Let me get this out of the way. Repo! is not good. It’s a bad movie. One of the audience members around me said that it was introduced to him as “Soon to be the worst movie of the year”. This is probably unfair, given the scope of shit that Hollywood produces, but it is not a Little Shop of Horrors. It’s not a Buffy the Vampire Slayer. It’s not even a The Craft. But the director, who was there for the screening, came out and read one review that called it “A movie without an audience”. And that, given that it completely packed the Clinton theater, at 10pm on a Monday, is total bullshit.
Comparisons to The Rocky Horror Picture Show are as inevitable as they are correct. The same crowd that showed up for this could easily have been there for Rocky. Some of them may have been there the previous night FOR Rocky. Drama fags, chunky goth girls, guys with neckbeards and leather dusters, the crowd had them all in droves.
Visually, the movie was 100% on target. It looked like Bladerunner and the video for Closer had a baby and smeared it down with some drippings leftover from a Tokyo Gore Police set. Anthony Head’s Repo Man is a fantastic character concept, executed perfectly. Ditto Sarah Brightman’s “Blind Mag”, stunning concept, amazing makeup. I don’t even really need to go on, sufficed to say – if a movie could make me happy on visuals alone, this one would have done it.

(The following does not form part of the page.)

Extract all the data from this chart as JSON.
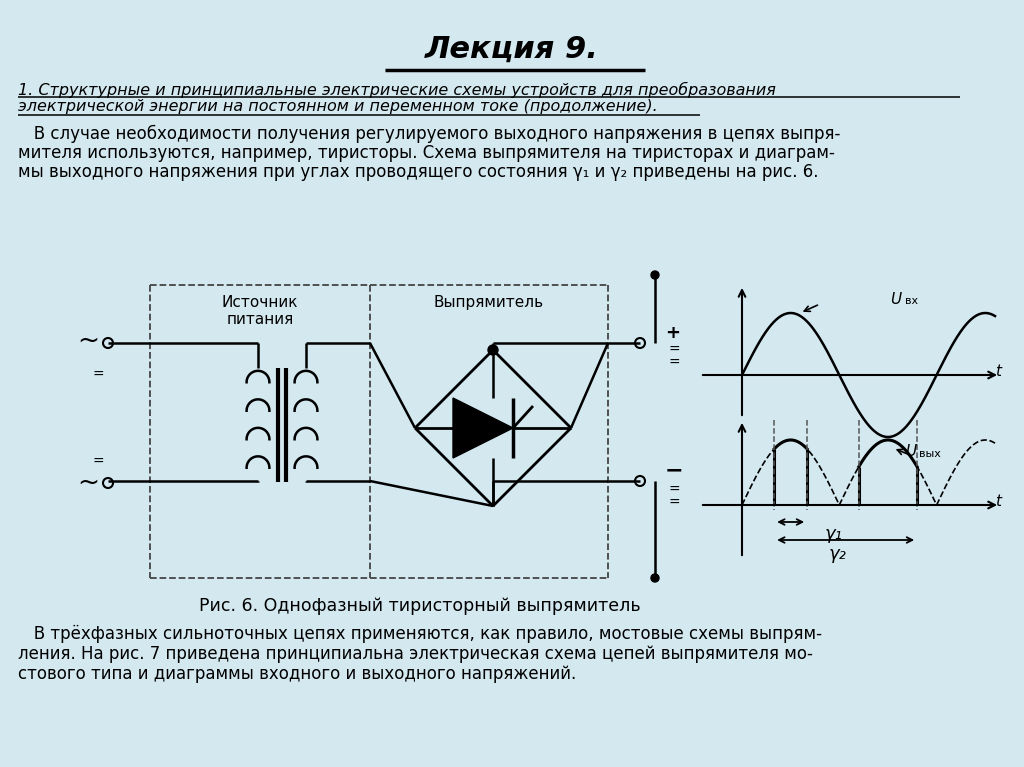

Story. This movie had a linear story. There were no twists, no turns, no detours. Even twists and turns they had options on, they chose not to take. It was like a playground slide. Not the crazy spiral one, just that one made out of stamped tin that goes straight down and deposits you into the credits. The universe was painted very thin, presumably all of humanity only lives in this one town now. The whole setup was laid out in a storyboard (a beautifully drawn comic-book style storyboard I might mention) in the first four minutes. The ending doesn’t make much sense, nor should you particularly care about it. Evil characters stay uniformly evil. You find out that one of the “good” characters is evil about twelve seconds in. The most interesting character (Graverobber, played by Terrance Zdunich, who will win the Academy Award for “least likely name” this year) got panned by the camera three times and largely ignored. He was, of course, absolutely throw away as far as the plot was concerned, but I understand why they were loathe to leave him out, because you immediately wanted to know more. As a matter of fact, I think that the story might have been better had we followed HIM around instead of listening to Rotti Largo (how can you _not_ love Paul Sorvino) sing about his idiot children (I could not make out a single word that Pavi Largo/Nivek Ogre sang/said in the entire film, this will be addressed in the next section).
The singing. OK, I know, this says Opera on the box. I shouldn’t be looking for a musical… but I am, seriously. That’s what people are looking for. They want a Musical. You know why? American english does not work very well in a full operatic setting. Especially when people are singing against an accompaniment of rock music, and also singing “over each other” in traditional Opera style. Fully two thirds of the “big” musical numbers were incomprehensible auditory mash. Every time Anthony Head opened his mouth, there was an electric guitar swell that obscured the first half of the sentence. And, instead of using a traditional operatic method, which breaks conversations from their normal “Hey” “Hey” “Want coffee?” “Sure” staccato into longer expository verses, conversations held with long stanzas, they decided to just have everybody sing everything. So, a conversation like this.
“Hello, Shiloh” (again, I point out, the rock swell caused me to hear her name as Shadow for the first hour… HOUR of the movie)
“I am pretty tired.”
“Yeah, me too”
Would all be sung. No rhyme, no meter, just “Hey, daaaaaad!” “Hellloooooooooo”
There were three notable musical numbers which were very well done. Graverobber’s “Zydrate comes in a little glass vial” was pitch perfect, as was Shiloh’s “I’m 17” song, and then the Repo Man’s “Night Doctor” bit. Everything else was a little mashed together, or just felt kind of pointless. I really can’t say I liked any musical number that had Ogre/Pavi in it, but that might be just because straining to figure out what the fuck he might have just burbled out was annoying.
In the end, I don’t know. I wouldn’t necessarily have picked Rocky to be as long lived as it is, but I think this has cult classic written all over it. The costumes are easy enough to make yourself out of stuff from Hot Topic and Goodwill, it’s got adequate singalong potential. Do I think it’s a movie without an audience? No. Do I think the audience is very big? No. But I do think it’s a crime that this movie can’t get wide distribution when a shit sandwich like Ultraviolet gets put into hundreds of theaters.
In short, if it’s coming to your town, it won’t kill you to go catch a glimpse of what your kids will be throwing toast at in 20 years.